Note: Since the load time was more for the react site, the bots were going through the loop of visiting the website slower. I'm adjusting the value for x times as slow by the page views per second, because the server was doing different amounts of work. I was getting 390 page views per second on the static site, and 51 page views per second on the react site. However, since the react site was a single page "application", I'm multiplying it's value by 3 to get 153 page views per second.
CPU usage:
Normal:
Base: 0.3%
Peak CPU usage: 36.6%
Modern:
Base: 0.7%
Peak CPU usage: 68.0%
4.7 times as much CPU per page view
RAM usage (whole operating system was measured):
Normal:
Base: 90 MB
Peak: 132 MB
Modern:
Base: 292 MB
Peak: 351 MB
2.7x as RAM
Bandwidth Usage:
Normal:
Max Instantaneous: 9.45 Megabits/second
Total: 122.7 MegaBytes
Bandwidth per bot loop: 8,028 bytes
Modern:
Max Instantaneous: 16.99 Megabits/second
Total: 245.5 MegaBytes
Bandwidth per bot loop: 35,191 bytes
4.4 times as much bandwidth
Estimated Maximum Concurrent Users:
Normal Website:
Around 20,000
Modern Website:
Around 4,000
Here is the code for the modern website.
So we are looking at around a 400% to 500% slow down . That's actually not as bad as I was expecting, but this represents the best case scenario for Modern Websites.
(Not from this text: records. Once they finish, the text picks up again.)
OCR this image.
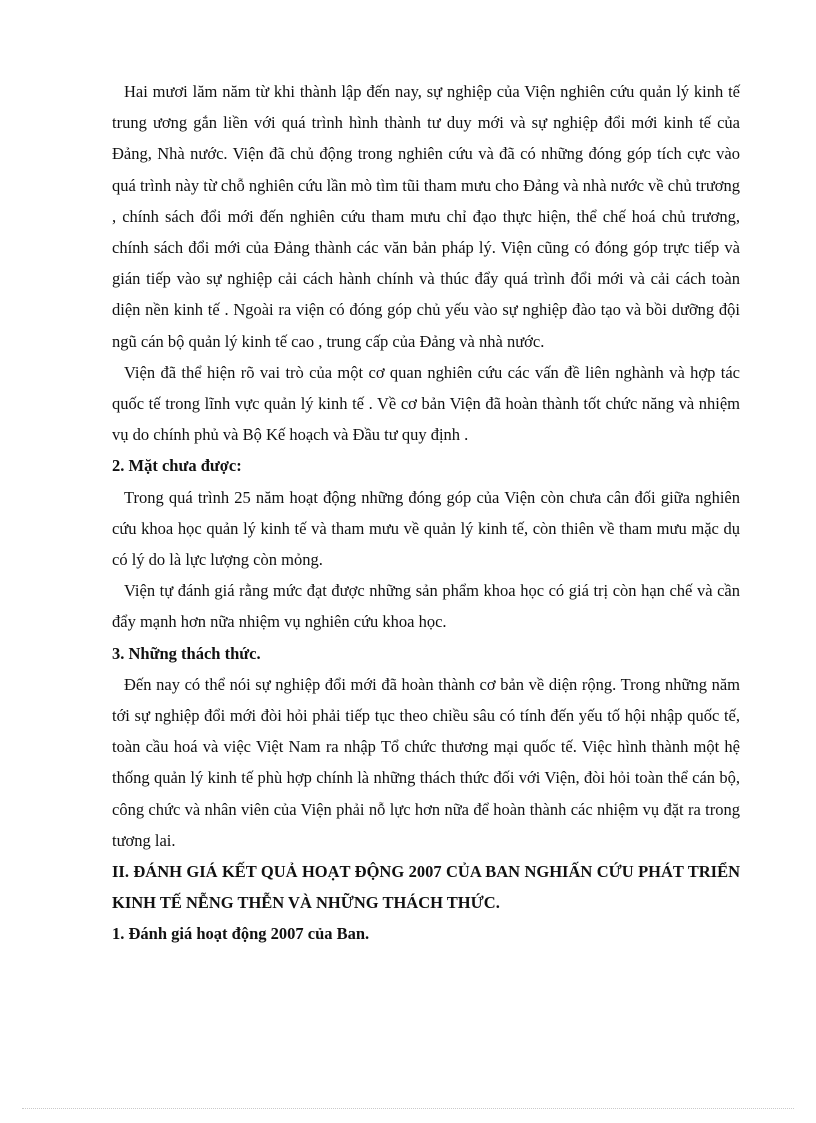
Hai mươi lăm năm từ khi thành lập đến nay, sự nghiệp của Viện nghiên cứu quản lý kinh tế trung ương gắn liền với quá trình hình thành tư duy mới và sự nghiệp đổi mới kinh tế của Đảng, Nhà nước. Viện đã chủ động trong nghiên cứu và đã có những đóng góp tích cực vào quá trình này từ chỗ nghiên cứu lần mò tìm tũi tham mưu cho Đảng và nhà nước về chủ trương , chính sách đổi mới đến nghiên cứu tham mưu chỉ đạo thực hiện, thể chế hoá chủ trương, chính sách đổi mới của Đảng thành các văn bản pháp lý. Viện cũng có đóng góp trực tiếp và gián tiếp vào sự nghiệp cải cách hành chính và thúc đẩy quá trình đổi mới và cải cách toàn diện nền kinh tế . Ngoài ra viện có đóng góp chủ yếu vào sự nghiệp đào tạo và bồi dưỡng đội ngũ cán bộ quản lý kinh tế cao , trung cấp của Đảng và nhà nước.

Viện đã thể hiện rõ vai trò của một cơ quan nghiên cứu các vấn đề liên nghành và hợp tác quốc tế trong lĩnh vực quản lý kinh tế . Về cơ bản Viện đã hoàn thành tốt chức năng và nhiệm vụ do chính phủ và Bộ Kế hoạch và Đầu tư quy định .

2. Mặt chưa được:

Trong quá trình 25 năm hoạt động những đóng góp của Viện còn chưa cân đối giữa nghiên cứu khoa học quản lý kinh tế và tham mưu về quản lý kinh tế, còn thiên về tham mưu mặc dụ có lý do là lực lượng còn mỏng.

Viện tự đánh giá rằng mức đạt được những sản phẩm khoa học có giá trị còn hạn chế và cần đẩy mạnh hơn nữa nhiệm vụ nghiên cứu khoa học.

3. Những thách thức.

Đến nay có thể nói sự nghiệp đổi mới đã hoàn thành cơ bản về diện rộng. Trong những năm tới sự nghiệp đổi mới đòi hỏi phải tiếp tục theo chiều sâu có tính đến yếu tố hội nhập quốc tế, toàn cầu hoá và việc Việt Nam ra nhập Tổ chức thương mại quốc tế. Việc hình thành một hệ thống quản lý kinh tế phù hợp chính là những thách thức đối với Viện, đòi hỏi toàn thể cán bộ, công chức và nhân viên của Viện phải nỗ lực hơn nữa để hoàn thành các nhiệm vụ đặt ra trong tương lai.

II. ĐÁNH GIÁ KẾT QUẢ HOẠT ĐỘNG 2007 CỦA BAN NGHIẤN CỨU PHÁT TRIỂN KINH TẾ NỄNG THỄN VÀ NHỮNG THÁCH THỨC.

1. Đánh giá hoạt động 2007 của Ban.
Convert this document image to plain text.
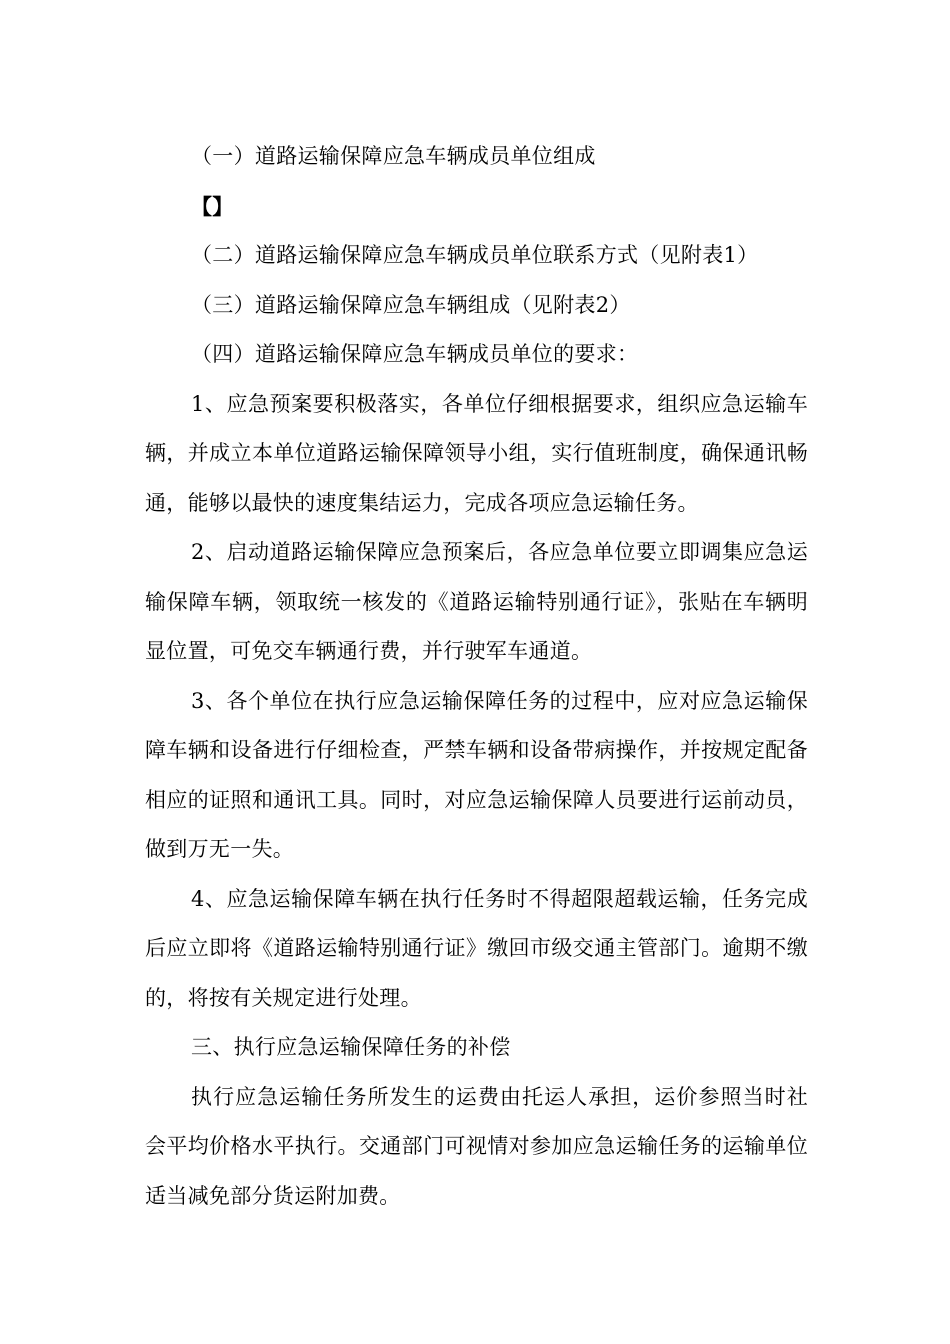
（一）道路运输保障应急车辆成员单位组成

【】

（二）道路运输保障应急车辆成员单位联系方式（见附表1）

（三）道路运输保障应急车辆组成（见附表2）

（四）道路运输保障应急车辆成员单位的要求：

1、应急预案要积极落实，各单位仔细根据要求，组织应急运输车辆，并成立本单位道路运输保障领导小组，实行值班制度，确保通讯畅通，能够以最快的速度集结运力，完成各项应急运输任务。

2、启动道路运输保障应急预案后，各应急单位要立即调集应急运输保障车辆，领取统一核发的《道路运输特别通行证》，张贴在车辆明显位置，可免交车辆通行费，并行驶军车通道。

3、各个单位在执行应急运输保障任务的过程中，应对应急运输保障车辆和设备进行仔细检查，严禁车辆和设备带病操作，并按规定配备相应的证照和通讯工具。同时，对应急运输保障人员要进行运前动员，做到万无一失。

4、应急运输保障车辆在执行任务时不得超限超载运输，任务完成后应立即将《道路运输特别通行证》缴回市级交通主管部门。逾期不缴的，将按有关规定进行处理。

三、执行应急运输保障任务的补偿

执行应急运输任务所发生的运费由托运人承担，运价参照当时社会平均价格水平执行。交通部门可视情对参加应急运输任务的运输单位适当减免部分货运附加费。
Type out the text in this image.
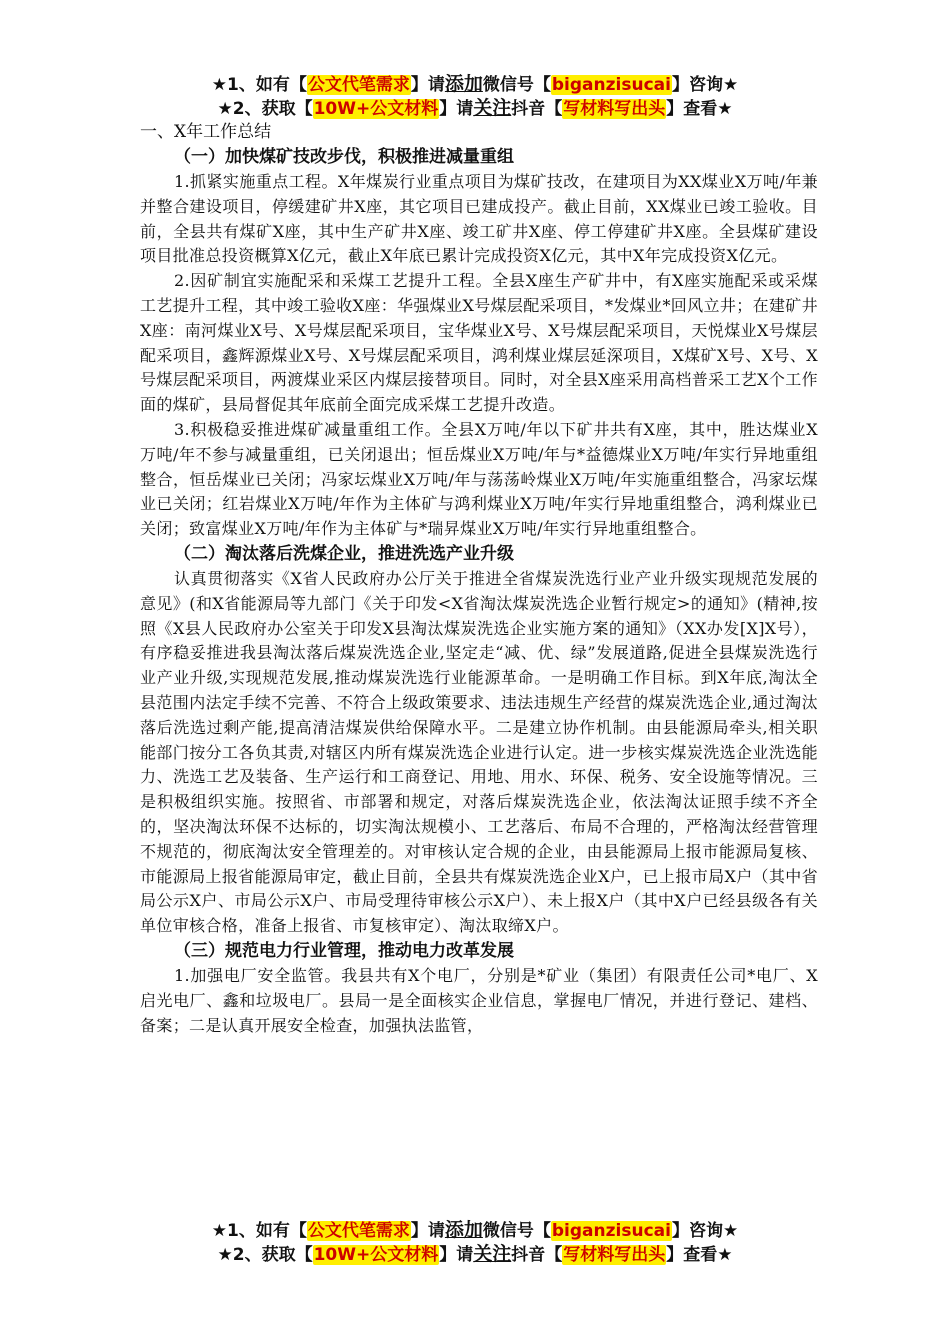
★1、如有【公文代笔需求】请添加微信号【biganzisucai】咨询★
★2、获取【10W+公文材料】请关注抖音【写材料写出头】查看★

一、X年工作总结

（一）加快煤矿技改步伐，积极推进减量重组

1.抓紧实施重点工程。X年煤炭行业重点项目为煤矿技改，在建项目为XX煤业X万吨/年兼并整合建设项目，停缓建矿井X座，其它项目已建成投产。截止目前，XX煤业已竣工验收。目前，全县共有煤矿X座，其中生产矿井X座、竣工矿井X座、停工停建矿井X座。全县煤矿建设项目批准总投资概算X亿元，截止X年底已累计完成投资X亿元，其中X年完成投资X亿元。

2.因矿制宜实施配采和采煤工艺提升工程。全县X座生产矿井中，有X座实施配采或采煤工艺提升工程，其中竣工验收X座：华强煤业X号煤层配采项目，*发煤业*回风立井；在建矿井X座：南河煤业X号、X号煤层配采项目，宝华煤业X号、X号煤层配采项目，天悦煤业X号煤层配采项目，鑫辉源煤业X号、X号煤层配采项目，鸿利煤业煤层延深项目，X煤矿X号、X号、X号煤层配采项目，两渡煤业采区内煤层接替项目。同时，对全县X座采用高档普采工艺X个工作面的煤矿，县局督促其年底前全面完成采煤工艺提升改造。

3.积极稳妥推进煤矿减量重组工作。全县X万吨/年以下矿井共有X座，其中，胜达煤业X万吨/年不参与减量重组，已关闭退出；恒岳煤业X万吨/年与*益德煤业X万吨/年实行异地重组整合，恒岳煤业已关闭；冯家坛煤业X万吨/年与荡荡岭煤业X万吨/年实施重组整合，冯家坛煤业已关闭；红岩煤业X万吨/年作为主体矿与鸿利煤业X万吨/年实行异地重组整合，鸿利煤业已关闭；致富煤业X万吨/年作为主体矿与*瑞昇煤业X万吨/年实行异地重组整合。

（二）淘汰落后洗煤企业，推进洗选产业升级

认真贯彻落实《X省人民政府办公厅关于推进全省煤炭洗选行业产业升级实现规范发展的意见》(和X省能源局等九部门《关于印发<X省淘汰煤炭洗选企业暂行规定>的通知》(精神,按照《X县人民政府办公室关于印发X县淘汰煤炭洗选企业实施方案的通知》（XX办发[X]X号），有序稳妥推进我县淘汰落后煤炭洗选企业,坚定走“减、优、绿”发展道路,促进全县煤炭洗选行业产业升级,实现规范发展,推动煤炭洗选行业能源革命。一是明确工作目标。到X年底,淘汰全县范围内法定手续不完善、不符合上级政策要求、违法违规生产经营的煤炭洗选企业,通过淘汰落后洗选过剩产能,提高清洁煤炭供给保障水平。二是建立协作机制。由县能源局牵头,相关职能部门按分工各负其责,对辖区内所有煤炭洗选企业进行认定。进一步核实煤炭洗选企业洗选能力、洗选工艺及装备、生产运行和工商登记、用地、用水、环保、税务、安全设施等情况。三是积极组织实施。按照省、市部署和规定，对落后煤炭洗选企业，依法淘汰证照手续不齐全的，坚决淘汰环保不达标的，切实淘汰规模小、工艺落后、布局不合理的，严格淘汰经营管理不规范的，彻底淘汰安全管理差的。对审核认定合规的企业，由县能源局上报市能源局复核、市能源局上报省能源局审定，截止目前，全县共有煤炭洗选企业X户，已上报市局X户（其中省局公示X户、市局公示X户、市局受理待审核公示X户）、未上报X户（其中X户已经县级各有关单位审核合格，准备上报省、市复核审定）、淘汰取缔X户。

（三）规范电力行业管理，推动电力改革发展

1.加强电厂安全监管。我县共有X个电厂，分别是*矿业（集团）有限责任公司*电厂、X启光电厂、鑫和垃圾电厂。县局一是全面核实企业信息，掌握电厂情况，并进行登记、建档、备案；二是认真开展安全检查，加强执法监管，

★1、如有【公文代笔需求】请添加微信号【biganzisucai】咨询★
★2、获取【10W+公文材料】请关注抖音【写材料写出头】查看★
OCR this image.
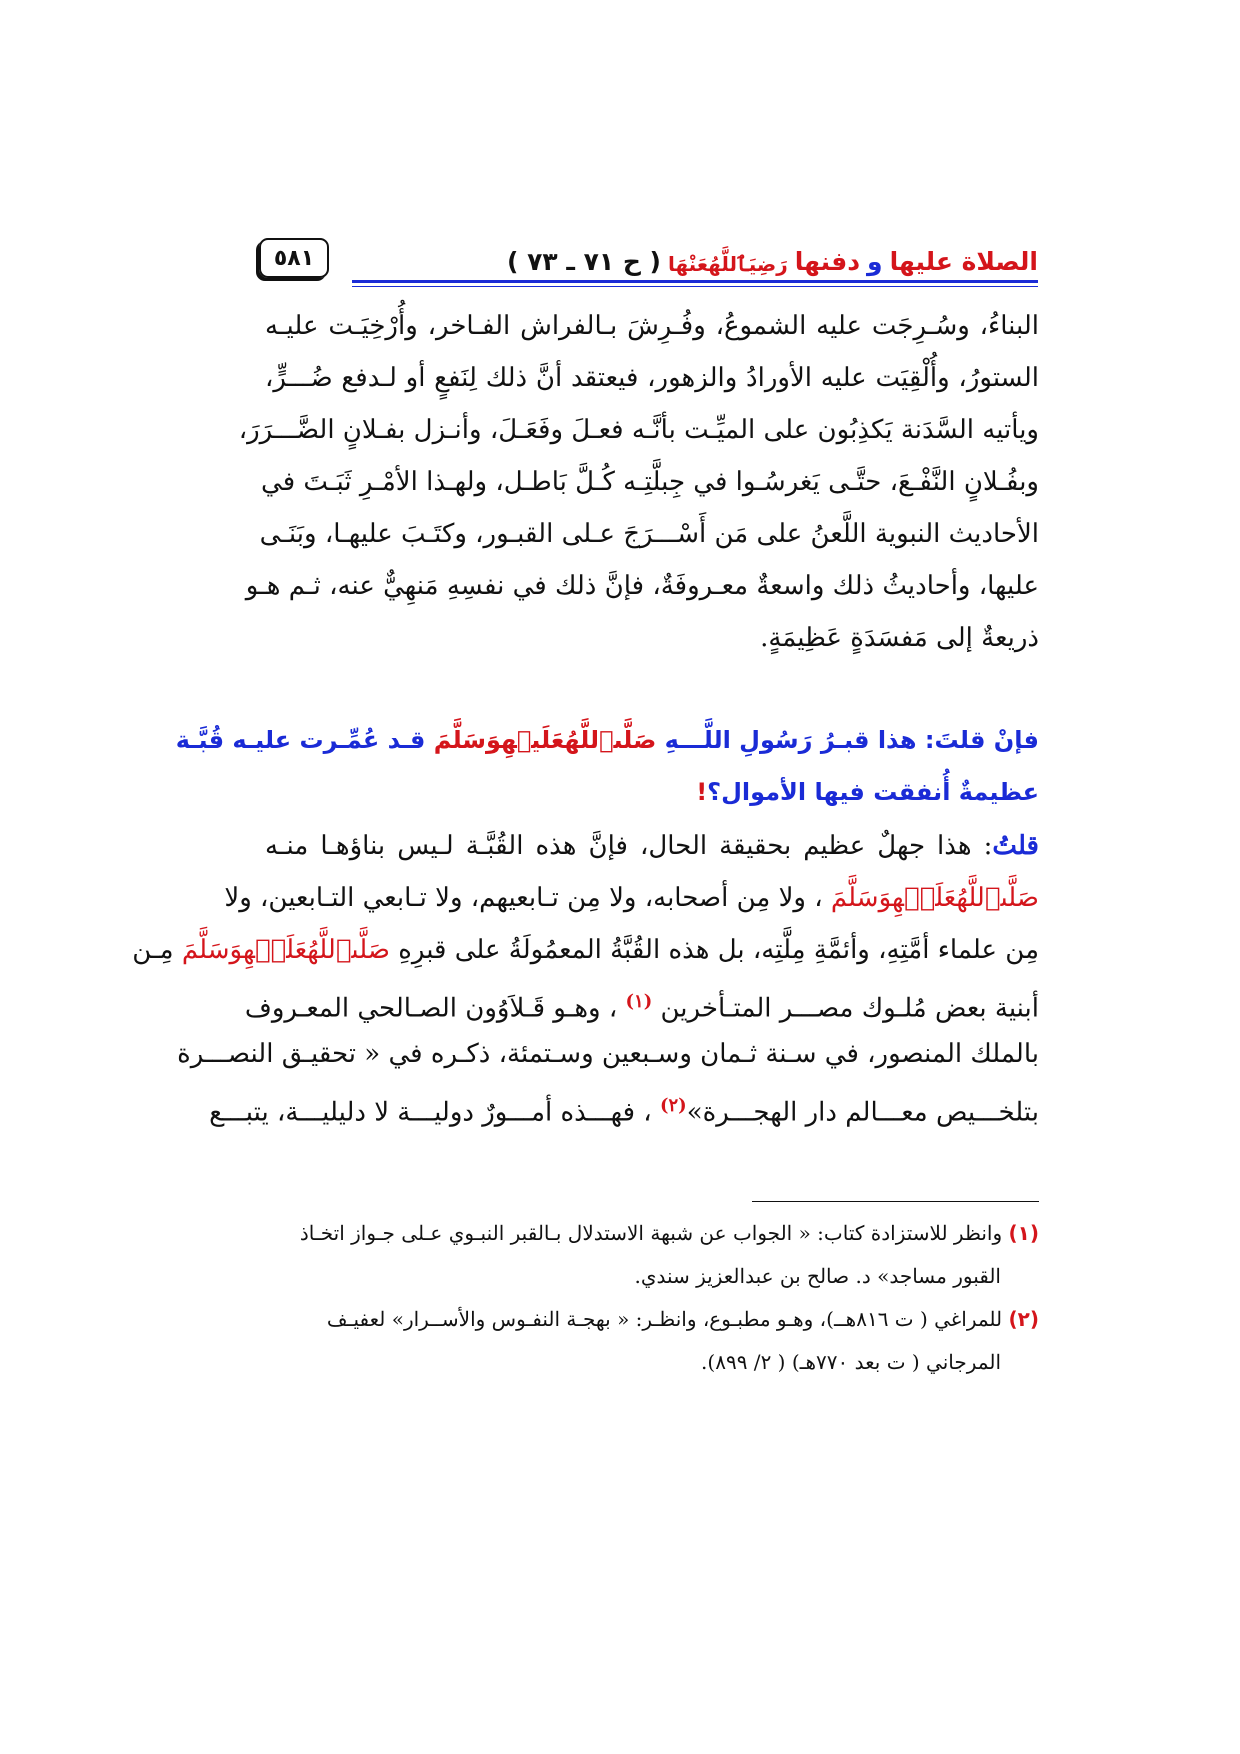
الصلاة عليها
و
دفنها
رَضِيَٱللَّهُعَنْهَا
( ح ٧١ ـ ٧٣ )
٥٨١
البناءُ، وسُـرِجَت عليه الشموعُ، وفُـرِشَ بـالفراش الفـاخر، وأُرْخِيَـت عليـه
الستورُ، وأُلْقِيَت عليه الأورادُ والزهور، فيعتقد أنَّ ذلك لِنَفعٍ أو لـدفع ضُـــرٍّ،
ويأتيه السَّدَنة يَكذِبُون على الميِّـت بأنَّـه فعـلَ وفَعَـلَ، وأنـزل بفـلانٍ الضَّـــرَرَ،
وبفُـلانٍ النَّفْـعَ، حتَّـى يَغرسُـوا في جِبلَّتِـه كُـلَّ بَاطـل، ولهـذا الأمْـرِ ثَبَـتَ في
الأحاديث النبوية اللَّعنُ على مَن أَسْـــرَجَ عـلى القبـور، وكتَـبَ عليهـا، وبَنَـى
عليها، وأحاديثُ ذلك واسعةٌ معـروفَةٌ، فإنَّ ذلك في نفسِهِ مَنهِيٌّ عنه، ثـم هـو
ذريعةٌ إلى مَفسَدَةٍ عَظِيمَةٍ.
فإنْ قلتَ: هذا قبـرُ رَسُولِ اللَّـــهِ صَلَّىٱللَّهُعَلَيۡهِوَسَلَّمَ قـد عُمِّـرت عليـه قُبَّـة
عظيمةٌ أُنفقت فيها الأموال؟!
قلتُ: هذا جهلٌ عظيم بحقيقة الحال، فإنَّ هذه القُبَّـة لـيس بناؤهـا منـه
صَلَّىٱللَّهُعَلَيۡهِوَسَلَّمَ ، ولا مِن أصحابه، ولا مِن تـابعيهم، ولا تـابعي التـابعين، ولا
مِن علماء أمَّتِهِ، وأئمَّةِ مِلَّتِه، بل هذه القُبَّةُ المعمُولَةُ على قبرِهِ صَلَّىٱللَّهُعَلَيۡهِوَسَلَّمَ مِـن
أبنية بعض مُلـوك مصـــر المتـأخرين $^{(١)}$ ، وهـو قَـلاَوُون الصـالحي المعـروف
بالملك المنصور، في سـنة ثـمان وسـبعين وسـتمئة، ذكـره في « تحقيـق النصـــرة
بتلخـــيص معـــالم دار الهجـــرة»$^{(٢)}$ ، فهـــذه أمـــورٌ دوليـــة لا دليليـــة، يتبـــع
(١) وانظر للاستزادة كتاب: « الجواب عن شبهة الاستدلال بـالقبر النبـوي عـلى جـواز اتخـاذ
القبور مساجد» د. صالح بن عبدالعزيز سندي.
(٢) للمراغي ( ت ٨١٦هــ)، وهـو مطبـوع، وانظـر: « بهجـة النفـوس والأســرار» لعفيـف
المرجاني ( ت بعد ٧٧٠هـ) ( ٢/ ٨٩٩).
Aside from page loading time, I didn't take user side performance into consideration, but we all know who would win that one. I've never had my computer's fans turn on on a simple website. And this was an unusually lean modern website , at around a few kilobytes per page. If I had included even one multi-megabyte image as is common these days, all these metrics go out the window. Either way, the fact that I can have many thousands of simultaneous visitors in each scenario on a three dollar a month server really shows how powerful modern computers have gotten.
I never understood why people think they need to build complicated frontends with tons of javascript. All people really care about is how it looks, which is CSS. You don't need a loading screen if your website is that fast. And look how far I can go with CSS alone.
Here is the code if you want to use/modify this for a menu bar on your website.
If I was making a "web app", I would spend a week making the CSS look really cool and just have all interaction be submitting HTML forms to a basic API, maybe using JS sparingly for when it's really needed. Then in a few years when some new design trend is in, I would just switch out the CSS and I'm done. But that's just me.
P.S. The way I calculated 20,000 people is that when there was 36.6% CPU usage, I was getting around 8 thousand bot loops per minute. Assuming that someone would spend a minute on my website, 20,000 people seemed reasonable for my website under full load.